The door of the front building opened. The people coming out must be on the course that Gwen was on. Jennifer tried not to fall into easy prejudices, nor into an excessive curiosity. What do they look like, the people who see in such a course their last chance to change their lives? Were they like Gwen, blushing easily, somewhat old-fashioned, reserved and actually really nice? Or were they unpleasantly uptight, bitter, frustrated? Aggressive? So ugly that it took your breath away?

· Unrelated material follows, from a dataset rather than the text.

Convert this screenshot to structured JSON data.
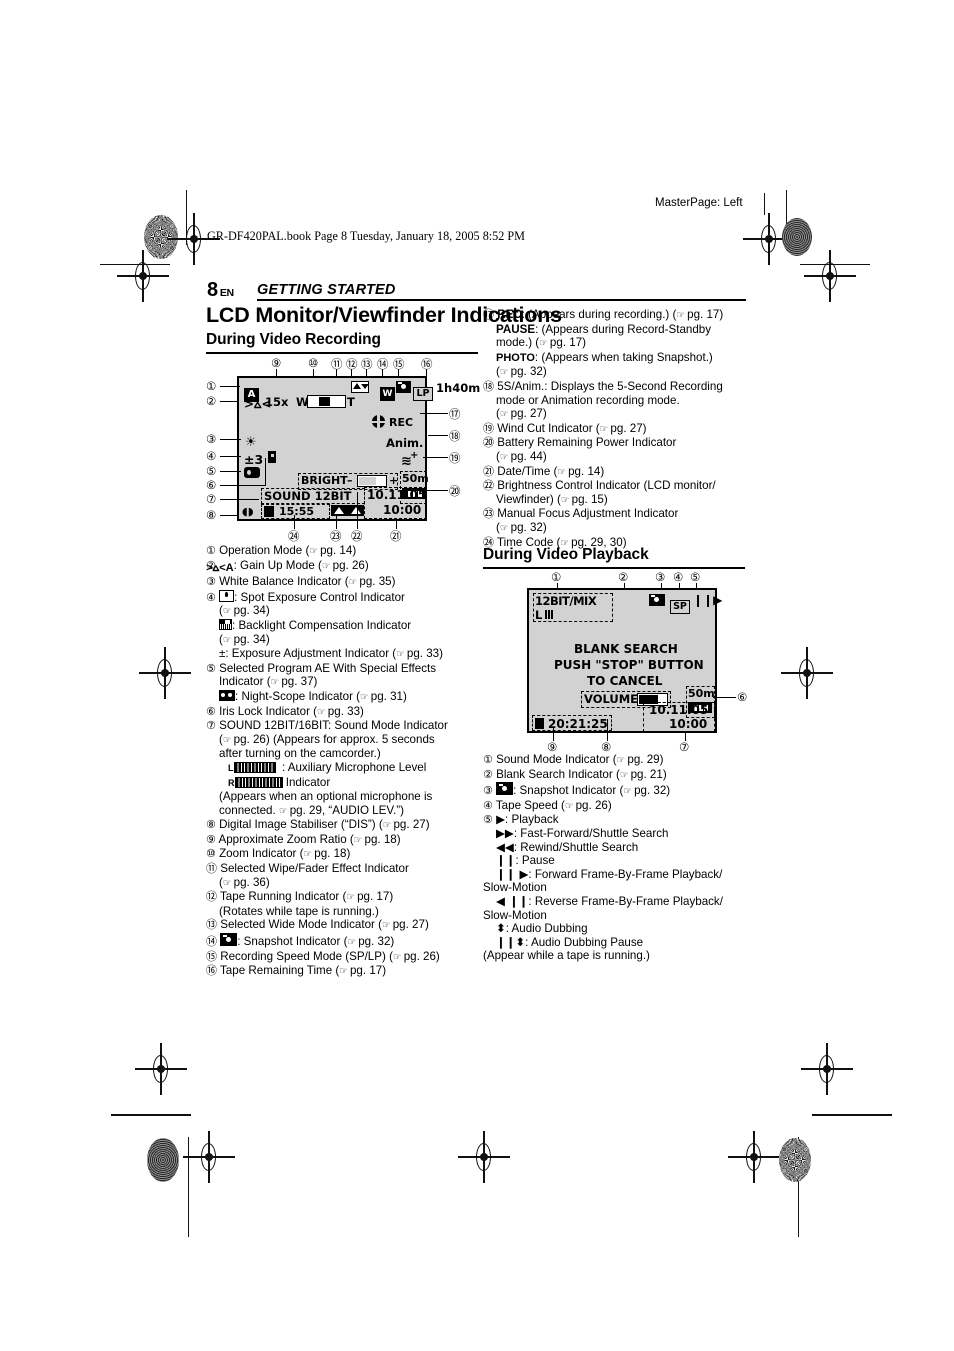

They looked pretty normal, Jennifer realised. Many more women than men. Only two men, in fact. The women were wearing jeans and jumpers, light coats. It was not a cold day. Some were pretty. Not that any of them were stunning beauties, nor were any wearing very bright or provocative clothes. All in all, they were indeed rather retiring people, who would not want to be the centre of attention. They certainly did not give the impression of being at all disturbed, strange or disgusting.
Jennifer smiled when she saw Gwen, who was wearing a flowery calf-length skirt as always, and big boots. And where had she got that terrible coat? Hopefully her fiance would be able to persuade her to do without it one day.
Gwen came over, in the company of a man and a woman who both looked to be between thirty and forty. At first glance, the woman looked rather nondescript, but on second glance you noticed that she was really rather attractive. Gwen made the introductions. ‘This is Jennifer Brankley. Jennifer – Ena Witty and Stan Gibson.’